= Damage (punk zine) =

San Francisco punk zine, 1979–1981

Damage #1, July 1979

Damage - officially Damage: An Inventory - was a punk fanzine from San Francisco, California. There were 13 issues, from July 1979 to June 1981, appearing roughly every two months. It was printed on 11-1/2 x 17-3/4″ newsprint. Issues were generally 36 to 48 pages long. Its editor was Brad Lapin. Contributors included Jello Biafra, Ginger Coyote, Geza X, and f-stop Fitzgerald. Two of the issues were 28- and 32-page free guides to the Western Front music and art festival in San Francisco for 1979 and 1980.

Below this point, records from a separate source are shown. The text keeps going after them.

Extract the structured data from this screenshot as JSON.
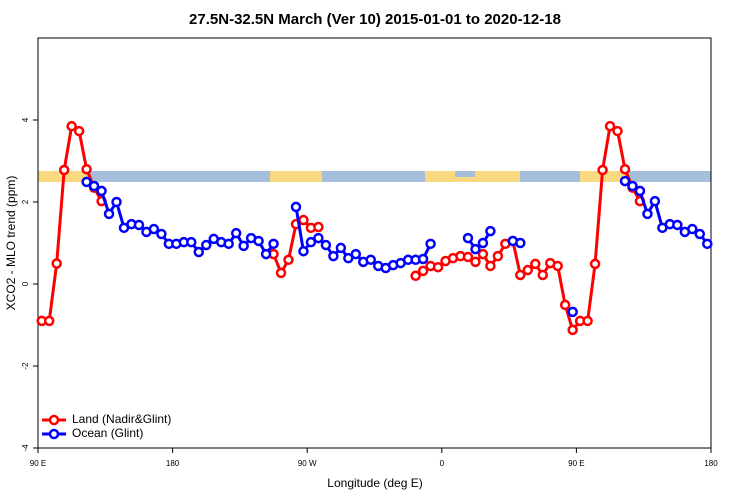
{
  "chart_data": {
    "type": "line",
    "title": "27.5N-32.5N March (Ver 10)   2015-01-01 to 2020-12-18",
    "x_label": "Longitude (deg E)",
    "y_label": "XCO2 - MLO trend (ppm)",
    "xlim": [
      90,
      540
    ],
    "ylim": [
      -4,
      6
    ],
    "xticks": [
      {
        "value": 90,
        "label": "90 E"
      },
      180,
      {
        "value": 270,
        "label": "90 W"
      },
      {
        "value": 360,
        "label": "0"
      },
      {
        "value": 450,
        "label": "90 E"
      },
      {
        "value": 540,
        "label": "180"
      }
    ],
    "yticks": [
      -4,
      -2,
      0,
      2,
      4
    ],
    "legend": "bottom-left",
    "x": [
      92.5,
      97.5,
      102.5,
      107.5,
      112.5,
      117.5,
      122.5,
      127.5,
      132.5,
      137.5,
      142.5,
      147.5,
      152.5,
      157.5,
      162.5,
      167.5,
      172.5,
      177.5,
      182.5,
      187.5,
      192.5,
      197.5,
      202.5,
      207.5,
      212.5,
      217.5,
      222.5,
      227.5,
      232.5,
      237.5,
      242.5,
      247.5,
      252.5,
      257.5,
      262.5,
      267.5,
      272.5,
      277.5,
      282.5,
      287.5,
      292.5,
      297.5,
      302.5,
      307.5,
      312.5,
      317.5,
      322.5,
      327.5,
      332.5,
      337.5,
      342.5,
      347.5,
      352.5,
      357.5,
      362.5,
      367.5,
      372.5,
      377.5,
      382.5,
      387.5,
      392.5,
      397.5,
      402.5,
      407.5,
      412.5,
      417.5,
      422.5,
      427.5,
      432.5,
      437.5,
      442.5,
      447.5,
      452.5,
      457.5,
      462.5,
      467.5,
      472.5,
      477.5,
      482.5,
      487.5,
      492.5,
      497.5,
      502.5,
      507.5,
      512.5,
      517.5,
      522.5,
      527.5,
      532.5,
      537.5
    ],
    "series": [
      {
        "name": "Land (Nadir&Glint)",
        "color": "#ff0000",
        "values": [
          -0.9,
          -0.9,
          0.5,
          2.78,
          3.85,
          3.73,
          2.8,
          2.35,
          2.02,
          null,
          null,
          null,
          null,
          null,
          null,
          null,
          null,
          null,
          null,
          null,
          null,
          null,
          null,
          null,
          null,
          null,
          null,
          null,
          null,
          null,
          null,
          0.73,
          0.27,
          0.59,
          1.46,
          1.56,
          1.37,
          1.39,
          null,
          null,
          null,
          null,
          null,
          null,
          null,
          null,
          null,
          null,
          null,
          null,
          0.2,
          0.32,
          0.44,
          0.41,
          0.56,
          0.63,
          0.68,
          0.66,
          0.54,
          0.73,
          0.44,
          0.68,
          0.98,
          1.05,
          0.22,
          0.34,
          0.49,
          0.22,
          0.51,
          0.44,
          -0.51,
          -1.12,
          -0.9,
          -0.9,
          0.49,
          2.78,
          3.85,
          3.73,
          2.8,
          2.35,
          2.02,
          null,
          null,
          null,
          null,
          null,
          null,
          null,
          null,
          null
        ]
      },
      {
        "name": "Ocean (Glint)",
        "color": "#0000ff",
        "values": [
          null,
          null,
          null,
          null,
          null,
          null,
          2.49,
          2.39,
          2.27,
          1.71,
          2.0,
          1.37,
          1.46,
          1.44,
          1.27,
          1.34,
          1.22,
          0.98,
          0.98,
          1.02,
          1.02,
          0.78,
          0.95,
          1.1,
          1.02,
          0.98,
          1.24,
          0.93,
          1.12,
          1.05,
          0.73,
          0.98,
          null,
          null,
          1.88,
          0.8,
          1.02,
          1.12,
          0.95,
          0.68,
          0.88,
          0.63,
          0.73,
          0.54,
          0.59,
          0.44,
          0.39,
          0.46,
          0.51,
          0.59,
          0.59,
          0.61,
          0.98,
          null,
          null,
          null,
          null,
          1.12,
          0.85,
          1.0,
          1.29,
          null,
          null,
          1.05,
          1.0,
          null,
          null,
          null,
          null,
          null,
          null,
          -0.68,
          null,
          null,
          null,
          null,
          null,
          null,
          2.51,
          2.39,
          2.27,
          1.71,
          2.02,
          1.37,
          1.46,
          1.44,
          1.27,
          1.34,
          1.22,
          0.98
        ]
      }
    ]
  }
}
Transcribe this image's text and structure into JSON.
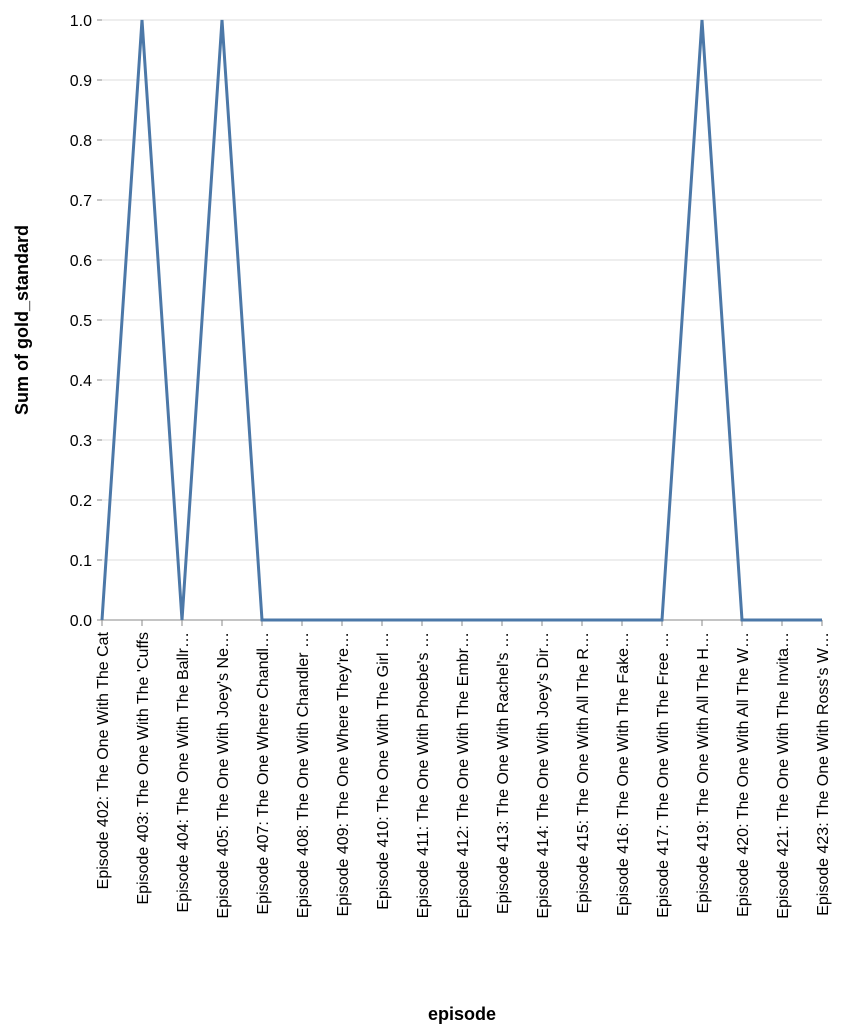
{
  "chart_data": {
    "type": "line",
    "xlabel": "episode",
    "ylabel": "Sum of gold_standard",
    "ylim": [
      0,
      1
    ],
    "y_ticks": [
      "0.0",
      "0.1",
      "0.2",
      "0.3",
      "0.4",
      "0.5",
      "0.6",
      "0.7",
      "0.8",
      "0.9",
      "1.0"
    ],
    "grid": true,
    "line_color": "#4c78a8",
    "categories": [
      "Episode 402: The One With The Cat",
      "Episode 403: The One With The 'Cuffs",
      "Episode 404: The One With The Ballr…",
      "Episode 405: The One With Joey's Ne…",
      "Episode 407: The One Where Chandl…",
      "Episode 408: The One With Chandler …",
      "Episode 409: The One Where They're…",
      "Episode 410: The One With The Girl …",
      "Episode 411: The One With Phoebe's …",
      "Episode 412: The One With The Embr…",
      "Episode 413: The One With Rachel's …",
      "Episode 414: The One With Joey's Dir…",
      "Episode 415: The One With All The R…",
      "Episode 416: The One With The Fake…",
      "Episode 417: The One With The Free …",
      "Episode 419: The One With All The H…",
      "Episode 420: The One With All The W…",
      "Episode 421: The One With The Invita…",
      "Episode 423: The One With Ross's W…"
    ],
    "values": [
      0,
      1,
      0,
      1,
      0,
      0,
      0,
      0,
      0,
      0,
      0,
      0,
      0,
      0,
      0,
      1,
      0,
      0,
      0
    ]
  }
}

Damage covered the punk scene in Northern and Southern California, as well as international developments. OP magazine called it "one of the best new wave publications". Reporting on the local scene in the San Francisco Examiner, Bill Mandel said that Damage was "the punk Bible" [for the Bay Area, presumably]. Archivist Ryan Richardson called it “a definite contender in a state crowded with fanzine heavyweights.” Nicholas Rombes used Damage as a source for nine entries in his A Cultural Dictionary of Punk. Writer Stevie Chick included a lengthy quote from a Damage article by Jeffrey Bale to describe Black Flag's increasing popularity in his book about the band.